Im Rahmen meiner Tätigkeit als Dozent für Unterwasserarchäologie am Institut für Ur- und Frühgeschichte der Christian-Albrechts-Universität zu Kiel (CAU) habe ich von 2010 bis 2013 zusammen mit Studenten 15 neuzeitliche Schiffswracks in der Kieler Förde untersucht. Dabei haben wir in knapp 200 Tauchgängen ein Wrack aus dem 18. Jahrhundert, drei Wracks aus dem 19. Jahrhundert sowie elf Wracks aus dem 20. Jahrhundert dokumentiert und charakterisiert. Die Fundstellen liefern wichtige Hinweise zur Verkehrs-, Technik-, Kultur-, Militär- und Ereignisgeschichte im westlichen Ostseegebiet. Darunter ist auch ein kleines Holzwrack aus dem Zweiten Weltkrieg, das ich Anfang 2020 nochmals betaucht habe. Anschließende Recherchen ergaben, dass das Wrack Teil eines Fernräumgeräteschleppers war – ein von Schleppern gezogenes Räumgerät (Seekuh), das Magnetminen (Induktionsminen) bis 20 Meter Wassertiefe zur Detonation brachte.

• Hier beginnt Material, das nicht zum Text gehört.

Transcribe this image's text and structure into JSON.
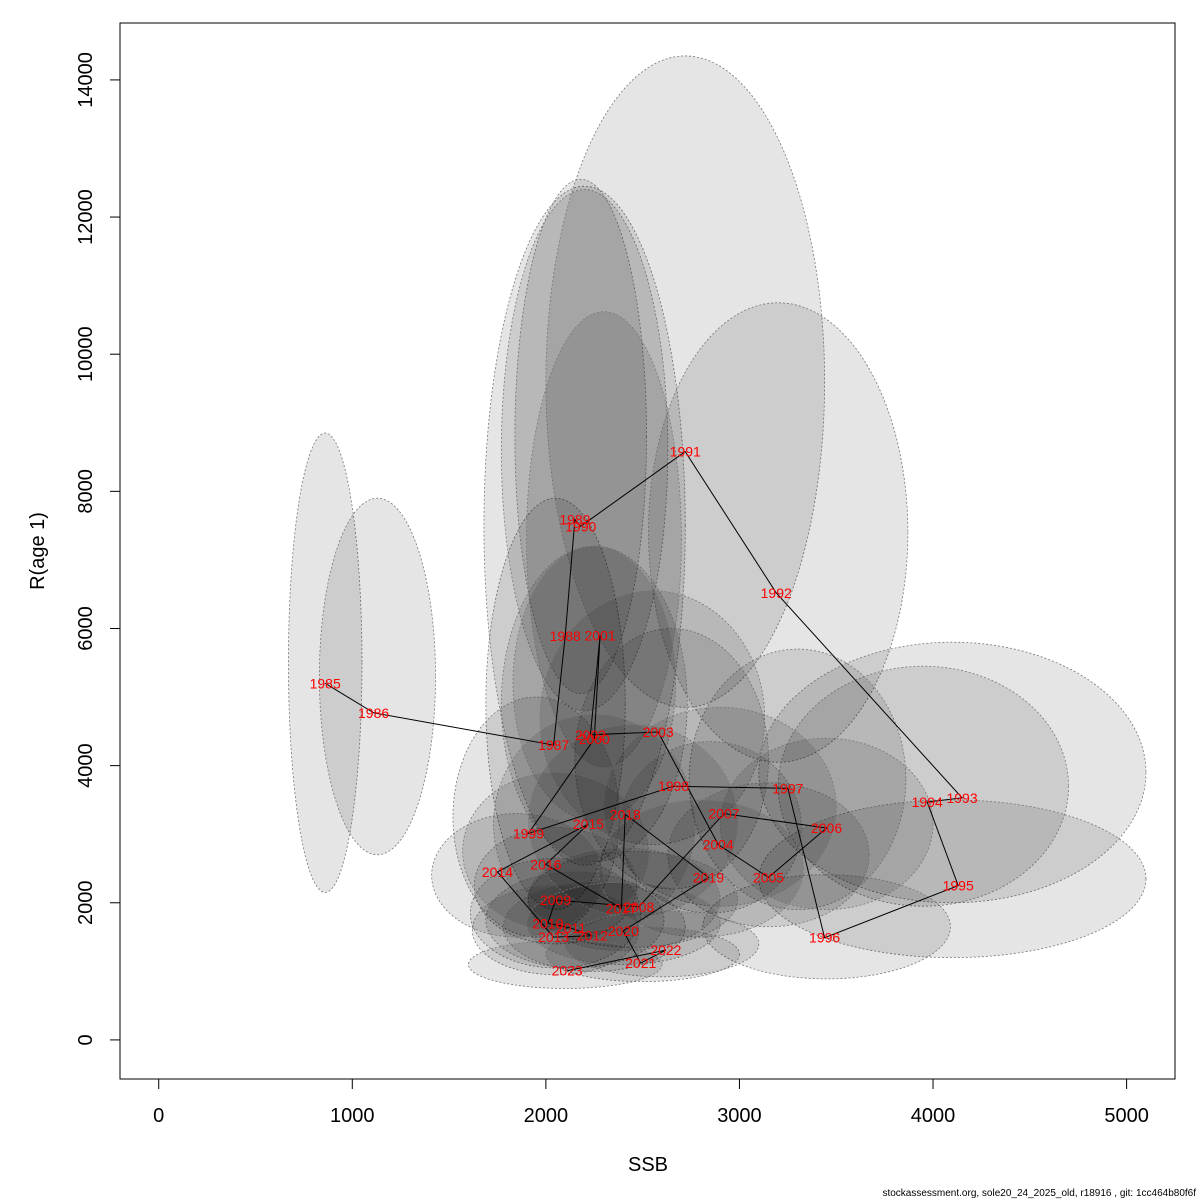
{
  "chart_data": {
    "type": "scatter",
    "xlabel": "SSB",
    "ylabel": "R(age 1)",
    "xlim": [
      -200,
      5250
    ],
    "ylim": [
      -570,
      14830
    ],
    "x_ticks": [
      "0",
      "1000",
      "2000",
      "3000",
      "4000",
      "5000"
    ],
    "y_ticks": [
      "0",
      "2000",
      "4000",
      "6000",
      "8000",
      "10000",
      "12000",
      "14000"
    ],
    "points_connected": true,
    "label_color": "#ff0000",
    "ellipse_fill": "rgba(0,0,0,0.1)",
    "points": [
      {
        "year": "1985",
        "x": 860,
        "y": 5200,
        "ell": {
          "cx": 860,
          "cy": 5500,
          "rx": 190,
          "ry": 3350,
          "angle": 0
        }
      },
      {
        "year": "1986",
        "x": 1110,
        "y": 4770,
        "ell": {
          "cx": 1130,
          "cy": 5300,
          "rx": 300,
          "ry": 2600,
          "angle": 0
        }
      },
      {
        "year": "1987",
        "x": 2040,
        "y": 4300,
        "ell": {
          "cx": 2050,
          "cy": 4900,
          "rx": 360,
          "ry": 3000,
          "angle": 0
        }
      },
      {
        "year": "1988",
        "x": 2100,
        "y": 5890,
        "ell": {
          "cx": 2200,
          "cy": 7500,
          "rx": 520,
          "ry": 4950,
          "angle": 0
        }
      },
      {
        "year": "1989",
        "x": 2150,
        "y": 7590,
        "ell": {
          "cx": 2180,
          "cy": 8800,
          "rx": 340,
          "ry": 3750,
          "angle": 0
        }
      },
      {
        "year": "1990",
        "x": 2180,
        "y": 7490,
        "ell": {
          "cx": 2200,
          "cy": 8600,
          "rx": 430,
          "ry": 3800,
          "angle": 0
        }
      },
      {
        "year": "1991",
        "x": 2720,
        "y": 8580,
        "ell": {
          "cx": 2720,
          "cy": 9600,
          "rx": 720,
          "ry": 4750,
          "angle": 0
        }
      },
      {
        "year": "1992",
        "x": 3190,
        "y": 6520,
        "ell": {
          "cx": 3200,
          "cy": 7400,
          "rx": 670,
          "ry": 3350,
          "angle": 0
        }
      },
      {
        "year": "1993",
        "x": 4150,
        "y": 3530,
        "ell": {
          "cx": 4100,
          "cy": 3900,
          "rx": 1000,
          "ry": 1900,
          "angle": 0
        }
      },
      {
        "year": "1994",
        "x": 3970,
        "y": 3470,
        "ell": {
          "cx": 3950,
          "cy": 3700,
          "rx": 750,
          "ry": 1750,
          "angle": 0
        }
      },
      {
        "year": "1995",
        "x": 4130,
        "y": 2250,
        "ell": {
          "cx": 4100,
          "cy": 2350,
          "rx": 1000,
          "ry": 1150,
          "angle": 0
        }
      },
      {
        "year": "1996",
        "x": 3440,
        "y": 1490,
        "ell": {
          "cx": 3450,
          "cy": 1650,
          "rx": 640,
          "ry": 760,
          "angle": 0
        }
      },
      {
        "year": "1997",
        "x": 3250,
        "y": 3670,
        "ell": {
          "cx": 3300,
          "cy": 3800,
          "rx": 560,
          "ry": 1900,
          "angle": 0
        }
      },
      {
        "year": "1998",
        "x": 2660,
        "y": 3700,
        "ell": {
          "cx": 2650,
          "cy": 4100,
          "rx": 500,
          "ry": 1900,
          "angle": 0
        }
      },
      {
        "year": "1999",
        "x": 1910,
        "y": 3010,
        "ell": {
          "cx": 1950,
          "cy": 3250,
          "rx": 430,
          "ry": 1750,
          "angle": 0
        }
      },
      {
        "year": "2000",
        "x": 2250,
        "y": 4390,
        "ell": {
          "cx": 2250,
          "cy": 4900,
          "rx": 480,
          "ry": 2300,
          "angle": 0
        }
      },
      {
        "year": "2001",
        "x": 2280,
        "y": 5900,
        "ell": {
          "cx": 2300,
          "cy": 7300,
          "rx": 400,
          "ry": 3320,
          "angle": 0
        }
      },
      {
        "year": "2002",
        "x": 2230,
        "y": 4450,
        "ell": {
          "cx": 2250,
          "cy": 5200,
          "rx": 420,
          "ry": 2000,
          "angle": 0
        }
      },
      {
        "year": "2003",
        "x": 2580,
        "y": 4490,
        "ell": {
          "cx": 2550,
          "cy": 4700,
          "rx": 580,
          "ry": 1850,
          "angle": 0
        }
      },
      {
        "year": "2004",
        "x": 2890,
        "y": 2850,
        "ell": {
          "cx": 2850,
          "cy": 3100,
          "rx": 470,
          "ry": 1250,
          "angle": 0
        }
      },
      {
        "year": "2005",
        "x": 3150,
        "y": 2370,
        "ell": {
          "cx": 3150,
          "cy": 2700,
          "rx": 520,
          "ry": 1050,
          "angle": 0
        }
      },
      {
        "year": "2006",
        "x": 3450,
        "y": 3090,
        "ell": {
          "cx": 3450,
          "cy": 3150,
          "rx": 550,
          "ry": 1250,
          "angle": 0
        }
      },
      {
        "year": "2007",
        "x": 2920,
        "y": 3300,
        "ell": {
          "cx": 2900,
          "cy": 3400,
          "rx": 600,
          "ry": 1450,
          "angle": 0
        }
      },
      {
        "year": "2008",
        "x": 2480,
        "y": 1940,
        "ell": {
          "cx": 2450,
          "cy": 2050,
          "rx": 540,
          "ry": 700,
          "angle": 0
        }
      },
      {
        "year": "2009",
        "x": 2050,
        "y": 2040,
        "ell": {
          "cx": 2050,
          "cy": 2250,
          "rx": 420,
          "ry": 850,
          "angle": 0
        }
      },
      {
        "year": "2010",
        "x": 2010,
        "y": 1700,
        "ell": {
          "cx": 2050,
          "cy": 1850,
          "rx": 440,
          "ry": 800,
          "angle": 0
        }
      },
      {
        "year": "2011",
        "x": 2130,
        "y": 1630,
        "ell": {
          "cx": 2150,
          "cy": 1750,
          "rx": 460,
          "ry": 700,
          "angle": 0
        }
      },
      {
        "year": "2012",
        "x": 2240,
        "y": 1520,
        "ell": {
          "cx": 2250,
          "cy": 1650,
          "rx": 470,
          "ry": 650,
          "angle": 0
        }
      },
      {
        "year": "2013",
        "x": 2040,
        "y": 1500,
        "ell": {
          "cx": 2050,
          "cy": 1600,
          "rx": 430,
          "ry": 650,
          "angle": 0
        }
      },
      {
        "year": "2014",
        "x": 1750,
        "y": 2450,
        "ell": {
          "cx": 1850,
          "cy": 2400,
          "rx": 440,
          "ry": 900,
          "angle": 0
        }
      },
      {
        "year": "2015",
        "x": 2220,
        "y": 3150,
        "ell": {
          "cx": 2250,
          "cy": 3150,
          "rx": 520,
          "ry": 1600,
          "angle": 0
        }
      },
      {
        "year": "2016",
        "x": 2000,
        "y": 2560,
        "ell": {
          "cx": 2050,
          "cy": 2750,
          "rx": 480,
          "ry": 1150,
          "angle": 0
        }
      },
      {
        "year": "2017",
        "x": 2390,
        "y": 1920,
        "ell": {
          "cx": 2400,
          "cy": 2050,
          "rx": 500,
          "ry": 750,
          "angle": 0
        }
      },
      {
        "year": "2018",
        "x": 2410,
        "y": 3290,
        "ell": {
          "cx": 2450,
          "cy": 3200,
          "rx": 540,
          "ry": 1400,
          "angle": 0
        }
      },
      {
        "year": "2019",
        "x": 2840,
        "y": 2370,
        "ell": {
          "cx": 2800,
          "cy": 2500,
          "rx": 530,
          "ry": 1000,
          "angle": 0
        }
      },
      {
        "year": "2020",
        "x": 2400,
        "y": 1590,
        "ell": {
          "cx": 2400,
          "cy": 1700,
          "rx": 500,
          "ry": 600,
          "angle": 0
        }
      },
      {
        "year": "2021",
        "x": 2490,
        "y": 1120,
        "ell": {
          "cx": 2500,
          "cy": 1250,
          "rx": 500,
          "ry": 400,
          "angle": 0
        }
      },
      {
        "year": "2022",
        "x": 2620,
        "y": 1310,
        "ell": {
          "cx": 2600,
          "cy": 1400,
          "rx": 500,
          "ry": 480,
          "angle": 0
        }
      },
      {
        "year": "2023",
        "x": 2110,
        "y": 1010,
        "ell": {
          "cx": 2100,
          "cy": 1100,
          "rx": 500,
          "ry": 350,
          "angle": 0
        }
      }
    ]
  },
  "footer": "stockassessment.org, sole20_24_2025_old, r18916 , git: 1cc464b80f6f"
}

Vermehrt wurden diese Schiffe ab Juni 1940 eingesetzt, als sich die Abwürfe britischer Minen von Flugzeugen des Typs Handley-Page Hampden vor allem in der Nordsee und im westlichen Ostseebereich häuften. Da der Nachschubverkehr ins besetzte Dänemark und Norwegen gesichert werden musste und zum Aufspüren dieser Minen kaum Schiffe (z.B. Sperrbrecher) verfügbar waren, musste die Kriegsmarine improvisieren. Kurzerhand rüstete sie diverse zivile, leistungsstarke Schiffe wie Eisbrecher, Fischdampfer, Seeschlepper oder auch normale Fahrgastschiffe zu Fernräumgeräte-Schleppern (FRG-Schlepper) um. Ein vergleichbares Boot wie die Seekuh in der Kieler Förde wird heute im Marinemuseum Dänholm in Stralsund/Mecklenburg-Vorpommern ausgestellt.